Posted by Ron Wilson on June 11, 2010 | Comments (7)
Industries: IC Design

June 14, 2010
In response to: Samsung leads the pack with 32nm HKMG announcement
Are U sure? commented:

Better check with Globalfoundries - they've been shipping sampling quantities of HKMG 32nm SOI AMD parts for a while now. Or doesn't that count because they're microprocessors.
Face it - it's all a PR war, but PR doesn't always tell the whole story.


June 14, 2010
In response to: Samsung leads the pack with 32nm HKMG announcement
semi guy commented:

Sooo..it took Samsung 5 years to copy Intel, good job Samsung very impressive. What would the Korean chip companies do if they didn't have anyone to copy? Or, here's an idea, what if the US companies could prosecut them for patent and IP infringement. They would be reduced to a simple labor state with nothing to offer but cheap labor.


June 13, 2010
In response to: Samsung leads the pack with 32nm HKMG announcement
ron commented:

Whaaa:
Good point. I should have made it clear I was writing about the foundry industry, not the whole semiconductor industry.
ron


June 12, 2010
In response to: Samsung leads the pack with 32nm HKMG announcement
joke commented:

It's funny how Samsung seems to be always the leader in anything and nothing. At the end the just cooking with water filing some papers and announcing tones to the press. 32nm will come out at Samsung in 2 years I guess at commercial product.
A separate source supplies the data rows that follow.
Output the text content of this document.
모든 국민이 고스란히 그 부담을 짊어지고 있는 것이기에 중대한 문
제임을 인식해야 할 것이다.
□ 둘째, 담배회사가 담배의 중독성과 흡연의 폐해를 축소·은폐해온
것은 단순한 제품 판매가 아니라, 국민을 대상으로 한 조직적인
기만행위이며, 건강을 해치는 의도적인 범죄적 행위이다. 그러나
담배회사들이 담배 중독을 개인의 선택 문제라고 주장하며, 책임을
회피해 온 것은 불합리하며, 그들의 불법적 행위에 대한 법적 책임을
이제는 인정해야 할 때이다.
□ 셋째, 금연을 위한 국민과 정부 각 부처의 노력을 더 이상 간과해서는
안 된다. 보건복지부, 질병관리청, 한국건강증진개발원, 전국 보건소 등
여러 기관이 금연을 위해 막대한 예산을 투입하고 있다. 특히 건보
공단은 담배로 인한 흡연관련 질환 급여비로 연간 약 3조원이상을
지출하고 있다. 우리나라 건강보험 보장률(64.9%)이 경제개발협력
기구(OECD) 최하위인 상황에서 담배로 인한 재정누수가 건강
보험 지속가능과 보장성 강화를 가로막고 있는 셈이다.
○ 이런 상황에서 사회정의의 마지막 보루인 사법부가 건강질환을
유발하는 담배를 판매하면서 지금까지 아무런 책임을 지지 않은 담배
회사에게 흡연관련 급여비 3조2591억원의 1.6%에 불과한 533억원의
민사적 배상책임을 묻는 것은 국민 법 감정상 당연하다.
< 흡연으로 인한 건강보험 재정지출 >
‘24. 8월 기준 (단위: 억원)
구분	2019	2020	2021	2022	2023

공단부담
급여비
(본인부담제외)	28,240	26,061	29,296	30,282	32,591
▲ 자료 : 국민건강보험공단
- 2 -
That's when Intel, TSMC and others moving wafers already in 22nm.
These Korean government backed company just a joke ....


June 11, 2010
In response to: Samsung leads the pack with 32nm HKMG announcement
EdKorczynski commented:

The article was seemingly about foundries and the near future. Of course, for the past 2 years there has been only one commercial IC company that has been shipping high volumes of HKMG logic at 45nm and 32nm nodes, and all came from Intel fabs.


June 11, 2010
In response to: Samsung leads the pack with 32nm HKMG announcement
what the ???? commented:

same like previous comment ... Intel has been seeling wafers (not papers) on 45 and 32 nm HKMG for a while now ... includes SOC offering .


June 11, 2010
In response to: Samsung leads the pack with 32nm HKMG announcement
Whaaa??? commented:

Uh...I think you forgot about Intel...the Arrandale (Core i3/i5/i7) mobile processors are 32 nm HKMG.